James Suckling, jamessuckling.com (May 2022)
About this WINE
Chateau Pape Clement
Château Pape Clément is a Cru Classé Graves property that has one of the oldest documented histories of any Bordeaux vineyard, having been planted in 1300 by Bernard de Groth, the future Pope Clément V. In 1939 the estate was bought by the Montagne family and is now owned and run by Léo Montagne.
Pape Clément is located in the Bordeaux suburb of Pessac and consists of a chai and 32 hectares of vineyards, planted with Cabernet Sauvignon (60%), Merlot (40%) and small amounts of Sauvignon Blanc, Sémillon and Muscadelle.
The quality of the wines at Pape Clément slipped in the 1960s and 70s, largely because of under-investment. Bernard Magrez was appointed as general manager in 1985 and he turned Pape Clément's fortunes around. He introduced more rigorous selection in the vineyards, as well as installing stainless steel vats and raising the percentage of new oak casks used in the maturation process.
Pape Clément now produces one of the finest clarets in Pessac-Léognan.
In 1986 a new communal district was created within Graves, in Bordeaux, based on the districts of Pessac and Léognan, the first of which lies within the suburbs of the city. Essentially this came about through pressure from Pessac-Léognan vignerons, who wished to disassociate themselves from growers with predominately sandy soils further south in Graves.
Pessac-Léognan has the best soils of the region, very similar to those of the Médoc, although the depth of gravel is more variable, and contains all the classed growths of the region. Some of its great names, including Ch. Haut-Brion, even sit serenely and resolutely in Bordeaux's southern urban sprawl.
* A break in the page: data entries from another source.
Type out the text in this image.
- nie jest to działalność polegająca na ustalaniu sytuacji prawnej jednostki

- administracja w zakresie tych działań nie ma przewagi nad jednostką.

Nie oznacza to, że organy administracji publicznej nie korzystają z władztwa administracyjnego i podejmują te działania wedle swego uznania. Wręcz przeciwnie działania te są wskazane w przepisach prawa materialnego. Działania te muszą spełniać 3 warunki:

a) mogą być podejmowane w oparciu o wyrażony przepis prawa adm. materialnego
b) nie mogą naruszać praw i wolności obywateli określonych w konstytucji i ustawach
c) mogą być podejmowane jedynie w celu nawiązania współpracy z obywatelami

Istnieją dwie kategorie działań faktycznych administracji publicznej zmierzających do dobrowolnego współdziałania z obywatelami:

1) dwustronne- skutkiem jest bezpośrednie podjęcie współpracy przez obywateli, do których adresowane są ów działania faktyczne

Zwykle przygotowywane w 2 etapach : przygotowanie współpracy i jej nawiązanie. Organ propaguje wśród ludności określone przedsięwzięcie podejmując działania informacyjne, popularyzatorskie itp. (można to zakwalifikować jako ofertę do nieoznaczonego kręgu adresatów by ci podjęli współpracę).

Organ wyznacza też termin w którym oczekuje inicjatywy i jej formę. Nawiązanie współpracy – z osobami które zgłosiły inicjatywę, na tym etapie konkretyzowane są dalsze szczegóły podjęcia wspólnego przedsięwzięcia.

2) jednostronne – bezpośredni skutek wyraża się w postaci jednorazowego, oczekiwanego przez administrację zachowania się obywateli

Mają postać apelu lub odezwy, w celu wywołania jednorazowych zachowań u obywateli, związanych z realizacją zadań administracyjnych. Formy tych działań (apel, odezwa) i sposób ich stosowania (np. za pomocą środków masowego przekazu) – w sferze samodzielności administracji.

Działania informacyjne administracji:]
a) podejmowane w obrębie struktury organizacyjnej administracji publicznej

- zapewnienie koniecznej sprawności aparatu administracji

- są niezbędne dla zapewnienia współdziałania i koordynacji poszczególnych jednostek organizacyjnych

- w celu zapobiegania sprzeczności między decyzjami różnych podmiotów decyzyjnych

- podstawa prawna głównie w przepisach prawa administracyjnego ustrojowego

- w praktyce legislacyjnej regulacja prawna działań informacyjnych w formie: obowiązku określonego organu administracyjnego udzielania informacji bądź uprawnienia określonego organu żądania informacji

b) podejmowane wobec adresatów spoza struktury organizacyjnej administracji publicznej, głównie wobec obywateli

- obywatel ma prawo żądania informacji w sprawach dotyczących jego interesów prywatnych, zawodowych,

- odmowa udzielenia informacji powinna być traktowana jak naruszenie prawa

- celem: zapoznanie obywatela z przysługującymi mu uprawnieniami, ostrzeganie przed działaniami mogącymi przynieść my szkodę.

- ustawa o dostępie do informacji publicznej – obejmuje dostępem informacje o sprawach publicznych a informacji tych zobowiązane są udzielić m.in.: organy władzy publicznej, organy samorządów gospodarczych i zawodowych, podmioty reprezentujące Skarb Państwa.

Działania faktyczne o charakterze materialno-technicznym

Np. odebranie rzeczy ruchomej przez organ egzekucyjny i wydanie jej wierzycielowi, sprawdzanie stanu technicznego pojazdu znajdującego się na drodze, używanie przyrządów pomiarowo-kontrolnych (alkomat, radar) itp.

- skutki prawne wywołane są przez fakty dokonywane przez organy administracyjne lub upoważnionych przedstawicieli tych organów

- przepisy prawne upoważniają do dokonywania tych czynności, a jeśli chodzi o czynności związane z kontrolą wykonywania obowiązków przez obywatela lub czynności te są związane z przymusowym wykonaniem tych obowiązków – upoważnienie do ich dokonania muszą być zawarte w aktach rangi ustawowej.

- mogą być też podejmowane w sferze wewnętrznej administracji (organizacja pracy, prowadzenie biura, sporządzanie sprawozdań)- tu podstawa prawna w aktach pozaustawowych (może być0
The climate is milder than to the north of the city and the harvest can occur up to two weeks earlier. This gives the best wines a heady, rich and almost savoury character, laced with notes of tobacco, spice and leather. Further south, the soil is sandier with more clay, and the wines are lighter, fruity and suitable for earlier drinking.
Sauvignon Blanc & Sémillon
The blend used for White Graves and Sauternes and rarely encountered outside France. In the great dry whites of Graves, Sauvignon Blanc tends to predominate in the blend, although properties such as Smith Haut Lafite use 100% Sauvignon Blanc while others such as Laville Haut Brion have as much as 60% Sémillon in their final blends. Sauvignon Blanc wines can lose their freshness and fruit after a couple of years in bottle - if blended with Sémillon, then the latter bolsters the wine when the initial fruit from the Sauvignon fades. Ultimately Sauvignon Blanc gives the wine its aroma and raciness while Sémillon gives it backbone and longevity.
In Sauternes, Sémillon is dominant, with Sauvignon Blanc playing a supporting role - it is generally harvested about 10 days before Sémillon and the botrytis concentrates its sweetness and dampens Sauvignon Blanc`s naturally pungent aroma. It contributes acidity, zip and freshness to Sauternes and is an important component of the blend.